Monday, March 3, 2008

On Being Free

Why are small children (and sometimes not-so-small children) commonly afraid of the dark? What's scary about darkness? Have you ever noticed how strange this is? Really, there is nothing about the dark that should inspire fear. A tiger is scary, because it can kill you. A falling boulder is scary, because it can also kill you. Darkness, however, doesn't even have deadly potential.

I think that the reason is simply that we can't see in the dark. If we could see, the darkness wouldn't be scary. If we were like owls, however, and became blind in the light instead, I imagine that the daytime would be scary.

If we can't see, we have no control of anything around us.
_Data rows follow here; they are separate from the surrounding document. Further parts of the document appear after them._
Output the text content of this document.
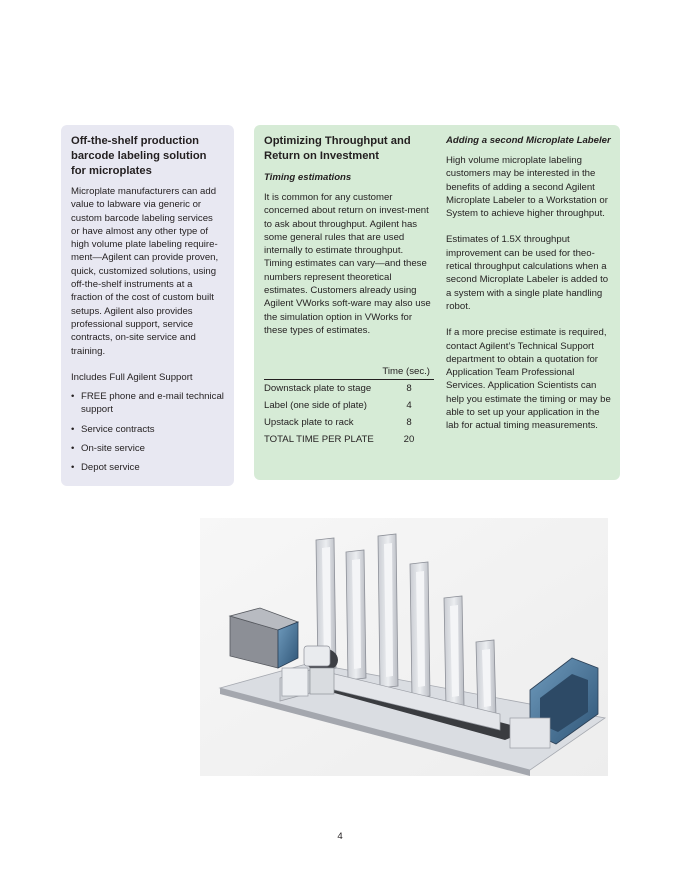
Off-the-shelf production barcode labeling solution for microplates

Microplate manufacturers can add value to labware via generic or custom barcode labeling services or have almost any other type of high volume plate labeling require-ment—Agilent can provide proven, quick, customized solutions, using off-the-shelf instruments at a fraction of the cost of custom built setups. Agilent also provides professional support, service contracts, on-site service and training.

Includes Full Agilent Support

• FREE phone and e-mail technical support
• Service contracts
• On-site service
• Depot service
Optimizing Throughput and Return on Investment
Timing estimations

It is common for any customer concerned about return on invest-ment to ask about throughput. Agilent has some general rules that are used internally to estimate throughput. Timing estimates can vary—and these numbers represent theoretical estimates. Customers already using Agilent VWorks soft-ware may also use the simulation option in VWorks for these types of estimates.

Time (sec.)
Downstack plate to stage	8
Label (one side of plate)	4
Upstack plate to rack	8
TOTAL TIME PER PLATE	20
Adding a second Microplate Labeler

High volume microplate labeling customers may be interested in the benefits of adding a second Agilent Microplate Labeler to a Workstation or System to achieve higher throughput.

Estimates of 1.5X throughput improvement can be used for theo-retical throughput calculations when a second Microplate Labeler is added to a system with a single plate handling robot.

If a more precise estimate is required, contact Agilent’s Technical Support department to obtain a quotation for Application Team Professional Services. Application Scientists can help you estimate the timing or may be able to set up your application in the lab for actual timing measurements.

4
I think that humans are instinctively afraid of anything we can't control. The things that control us, therefore, are hated and feared universally. That's why freedom is so longed for by our species, and also why control of others is such a powerful desire.

However, we also have a problem. Along with the instinctive fear of being enslaved, we also seem to have an instinctive feeling of enslavement. Look at all the religions that have formed over the last few thousand years. All of them have a common thread: something powerful exists in a realm not quite visible, and it has the power to control us.
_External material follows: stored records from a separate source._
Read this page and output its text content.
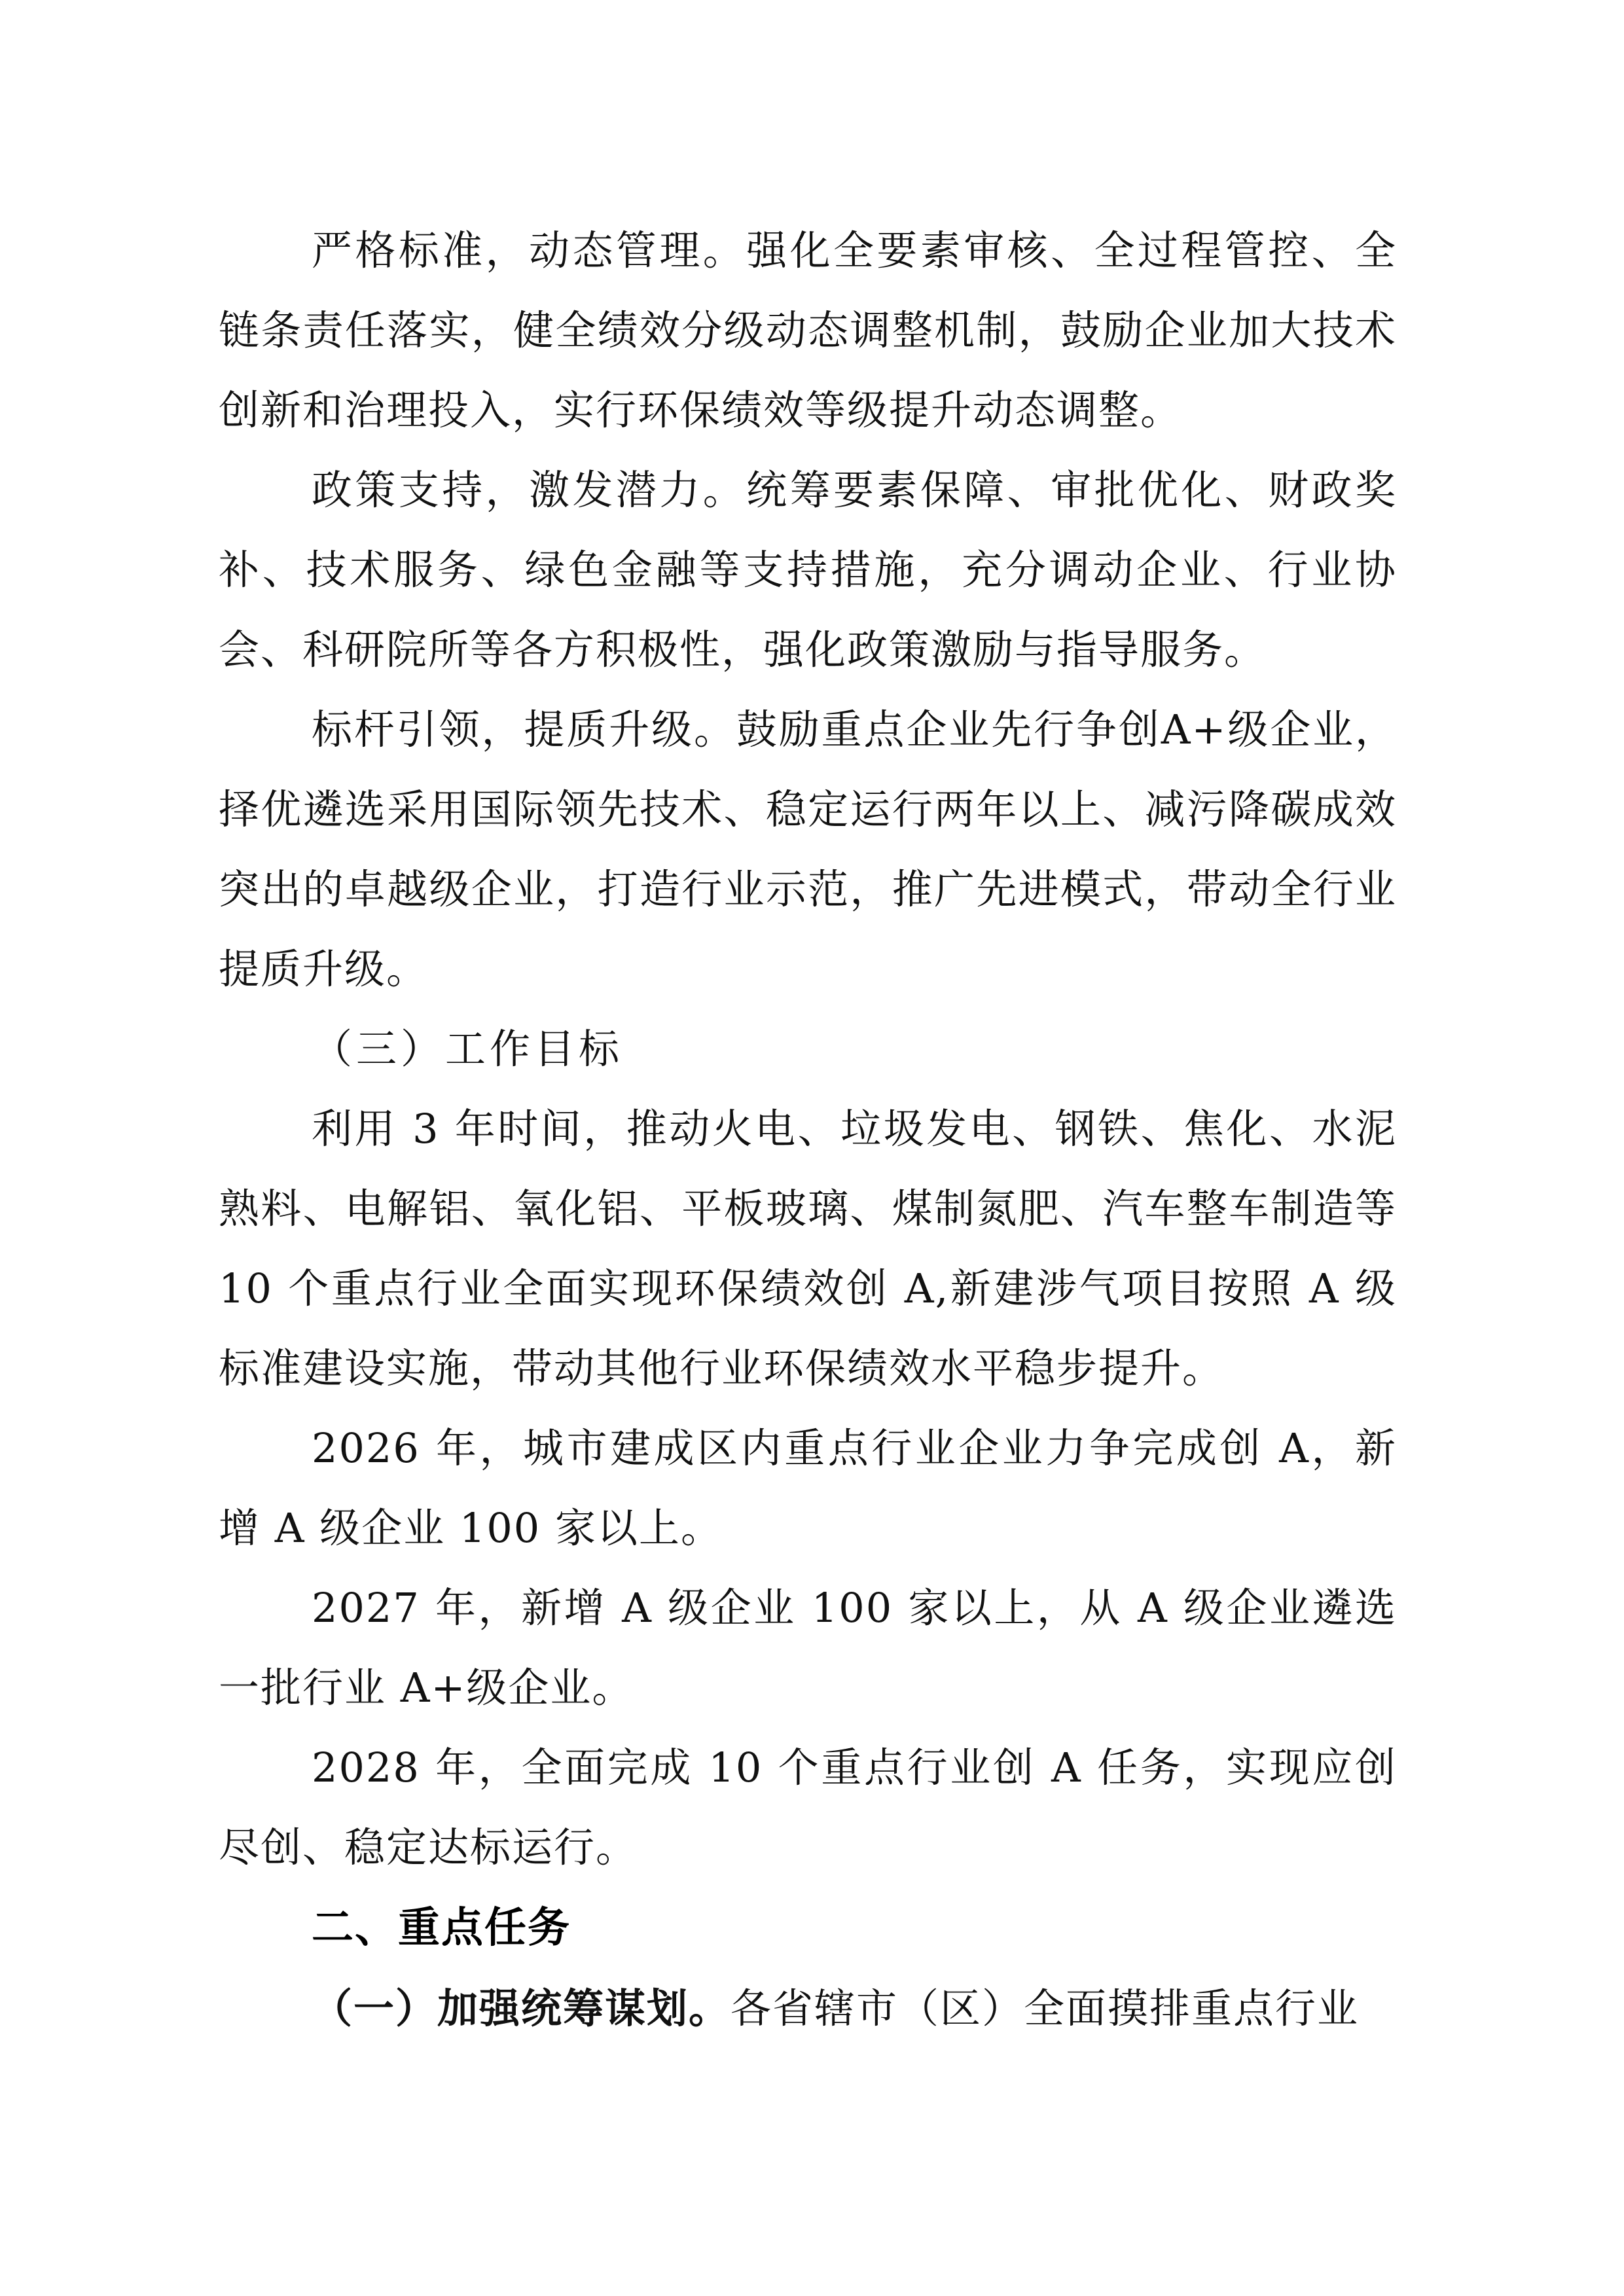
严格标准，动态管理。强化全要素审核、全过程管控、全链条责任落实，健全绩效分级动态调整机制，鼓励企业加大技术创新和治理投入，实行环保绩效等级提升动态调整。

政策支持，激发潜力。统筹要素保障、审批优化、财政奖补、技术服务、绿色金融等支持措施，充分调动企业、行业协会、科研院所等各方积极性，强化政策激励与指导服务。

标杆引领，提质升级。鼓励重点企业先行争创A+级企业，择优遴选采用国际领先技术、稳定运行两年以上、减污降碳成效突出的卓越级企业，打造行业示范，推广先进模式，带动全行业提质升级。

（三）工作目标

利用 3 年时间，推动火电、垃圾发电、钢铁、焦化、水泥熟料、电解铝、氧化铝、平板玻璃、煤制氮肥、汽车整车制造等 10 个重点行业全面实现环保绩效创 A,新建涉气项目按照 A 级标准建设实施，带动其他行业环保绩效水平稳步提升。

2026 年，城市建成区内重点行业企业力争完成创 A，新增 A 级企业 100 家以上。

2027 年，新增 A 级企业 100 家以上，从 A 级企业遴选一批行业 A+级企业。

2028 年，全面完成 10 个重点行业创 A 任务，实现应创尽创、稳定达标运行。

二、重点任务

（一）加强统筹谋划。各省辖市（区）全面摸排重点行业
This is seen in all religions, major and minor. The aborigines of Australia belief in several types of spirits, which control every aspect of their lives. Hindus believe in hundreds of gods, all of which must be kept happy at all times. Even Buddhism, an atheistic religion, contains this thread. They believe that freedom comes from breaking out of the cycle of death and rebirth and death and rebirth and death and rebirth and so on.

There is only one religion which offers freedom. This is Christianity. However, Christianity offers freedom in a most unusual way: by becoming a slave.
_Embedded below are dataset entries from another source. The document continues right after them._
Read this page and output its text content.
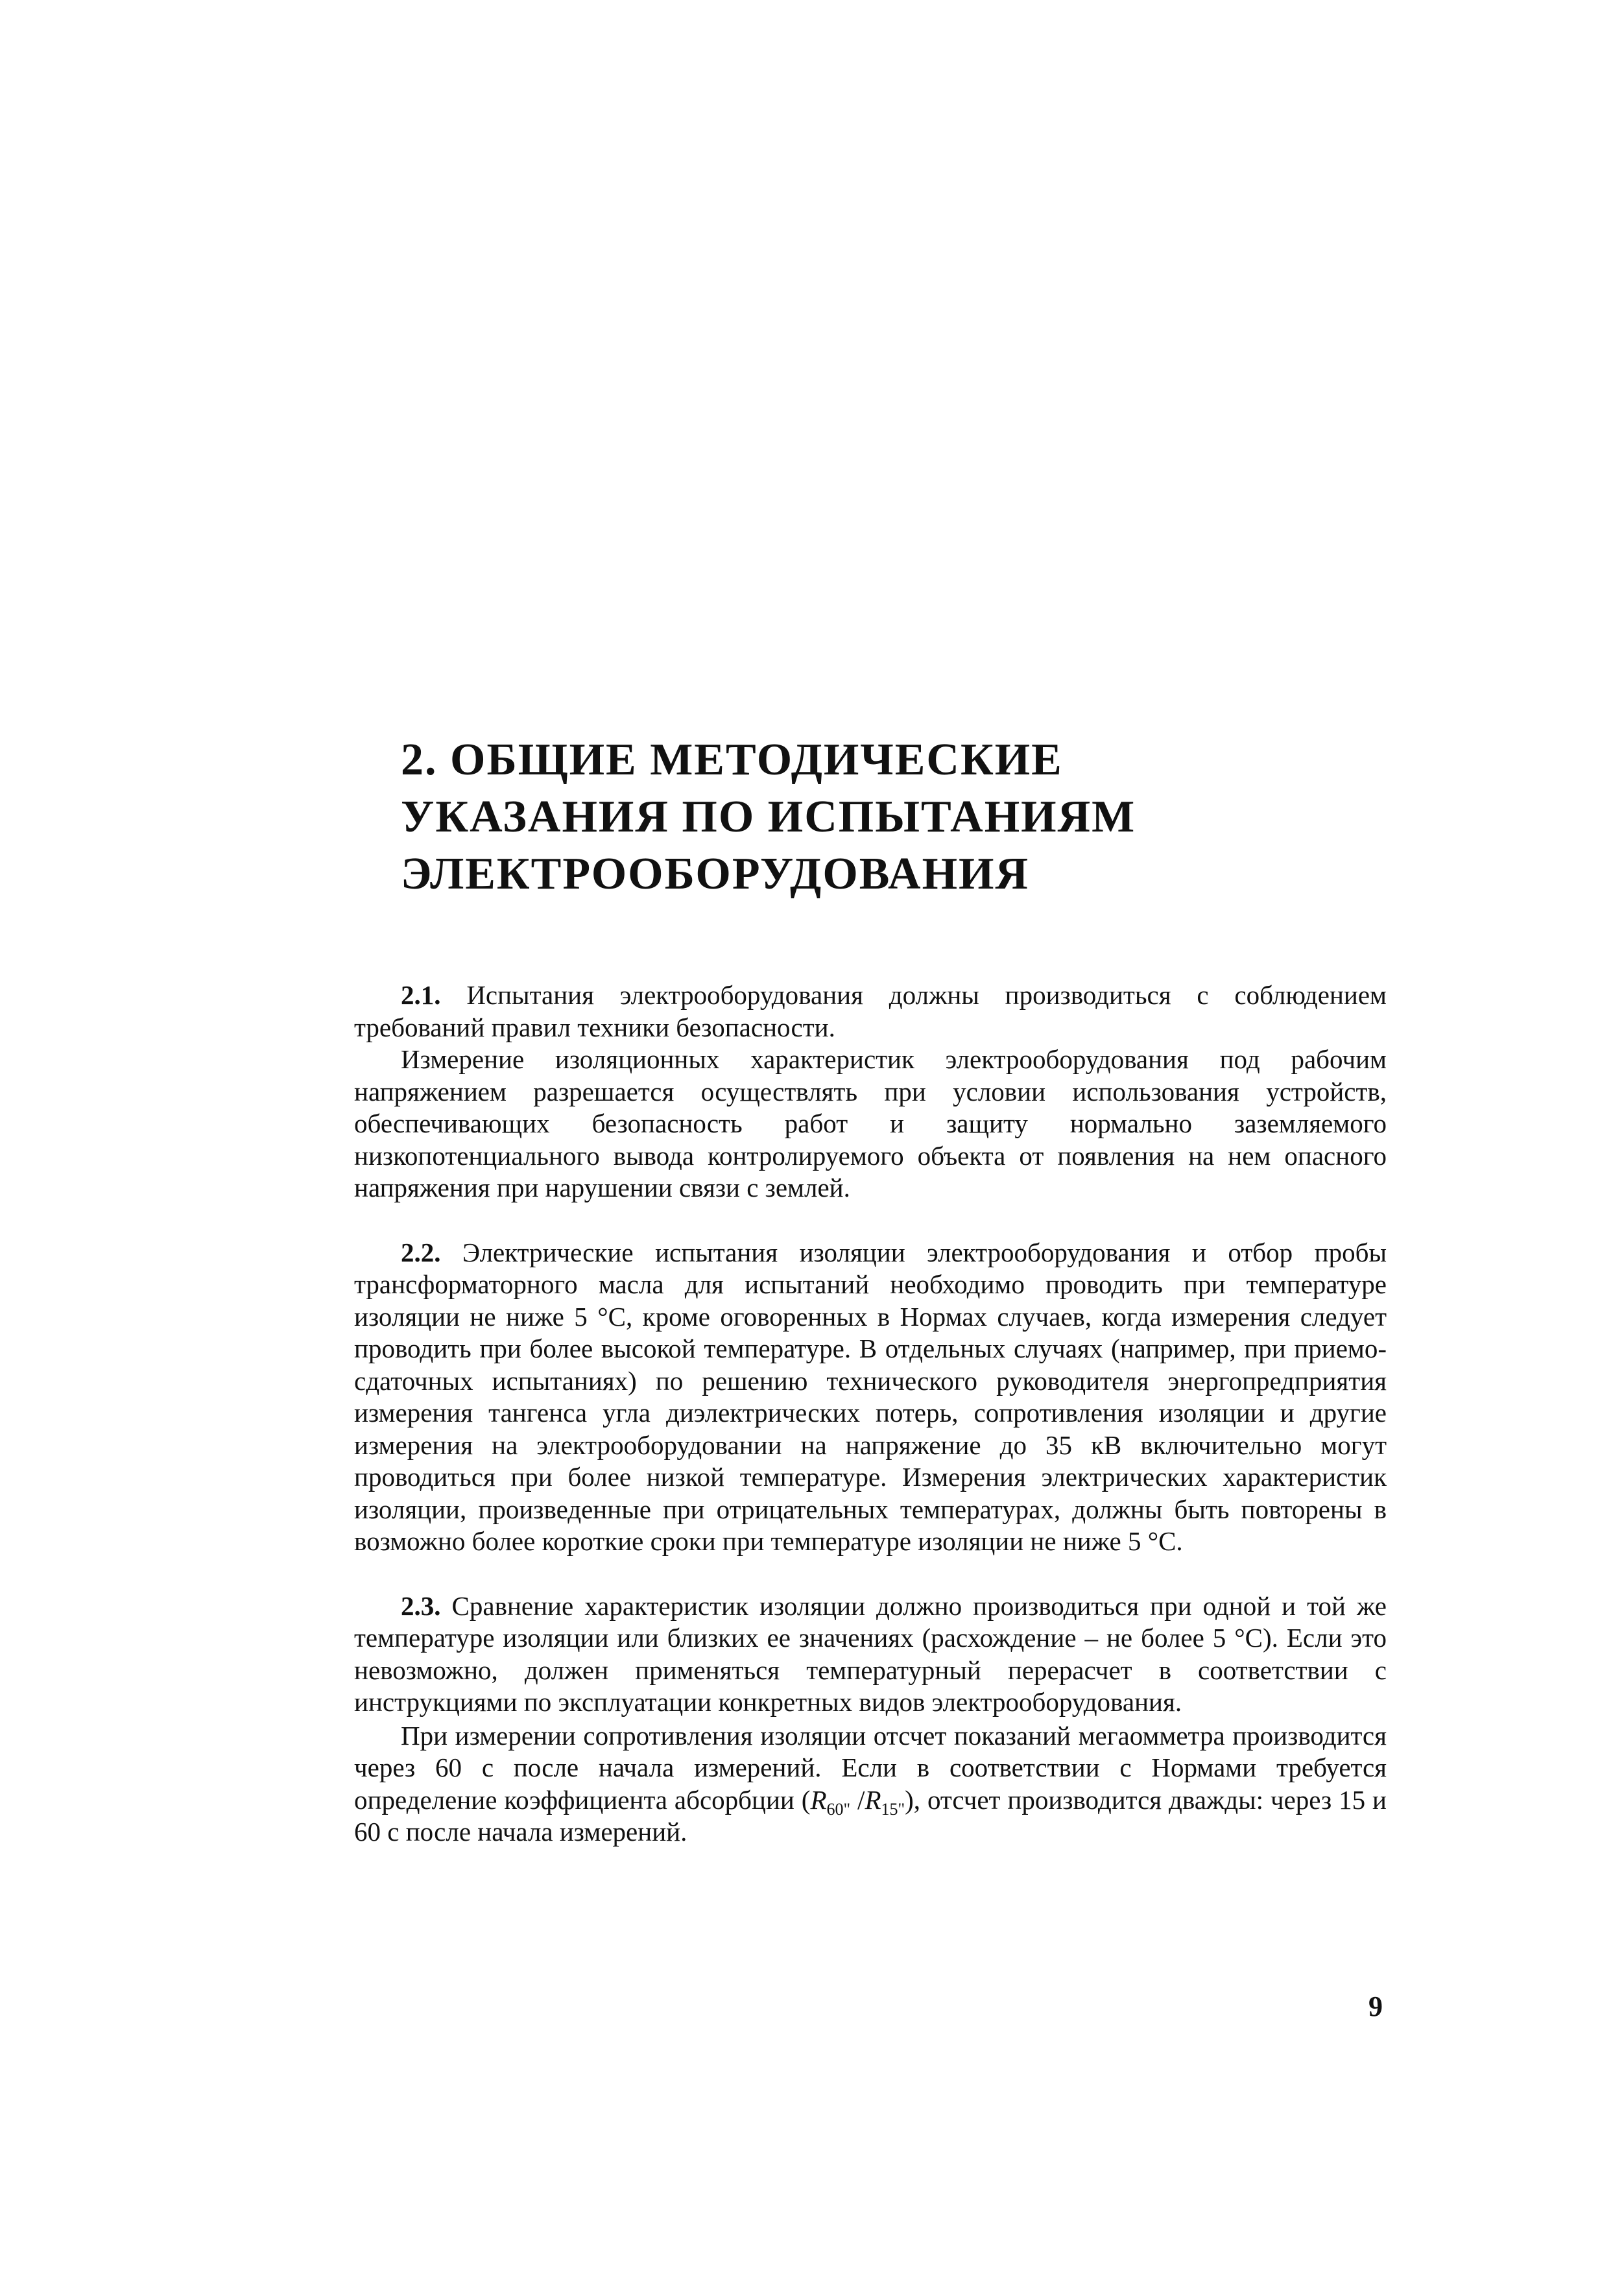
2. ОБЩИЕ МЕТОДИЧЕСКИЕ
УКАЗАНИЯ ПО ИСПЫТАНИЯМ
ЭЛЕКТРООБОРУДОВАНИЯ

2.1. Испытания электрооборудования должны производиться с соблюдением требований правил техники безопасности.

Измерение изоляционных характеристик электрооборудования под рабочим напряжением разрешается осуществлять при условии использования устройств, обеспечивающих безопасность работ и защиту нормально заземляемого низкопотенциального вывода контролируемого объекта от появления на нем опасного напряжения при нарушении связи с землей.

2.2. Электрические испытания изоляции электрооборудования и отбор пробы трансформаторного масла для испытаний необходимо проводить при температуре изоляции не ниже 5 °С, кроме оговоренных в Нормах случаев, когда измерения следует проводить при более высокой температуре. В отдельных случаях (например, при приемо-сдаточных испытаниях) по решению технического руководителя энергопредприятия измерения тангенса угла диэлектрических потерь, сопротивления изоляции и другие измерения на электрооборудовании на напряжение до 35 кВ включительно могут проводиться при более низкой температуре. Измерения электрических характеристик изоляции, произведенные при отрицательных температурах, должны быть повторены в возможно более короткие сроки при температуре изоляции не ниже 5 °С.

2.3. Сравнение характеристик изоляции должно производиться при одной и той же температуре изоляции или близких ее значениях (расхождение – не более 5 °С). Если это невозможно, должен применяться температурный перерасчет в соответствии с инструкциями по эксплуатации конкретных видов электрооборудования.

При измерении сопротивления изоляции отсчет показаний мегаомметра производится через 60 с после начала измерений. Если в соответствии с Нормами требуется определение коэффициента абсорбции ($R_{60"}$ $/R_{15"}$), отсчет производится дважды: через 15 и 60 с после начала измерений.

9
Numerous times, Jesus refers to us as becoming slaves of God. Nearly every New Testament author makes the same reference. This, also, is how we become free. So maybe, freedom is not what we think it is. Maybe what we feel isn't a lack of freedom, but a lack of function. Instead of being free, what we need is to be part of something else.

Freedom, this means, is not what we think. Real freedom is control by something ultimately stronger than we are. This is an interesting paradox. I hope you thought so too.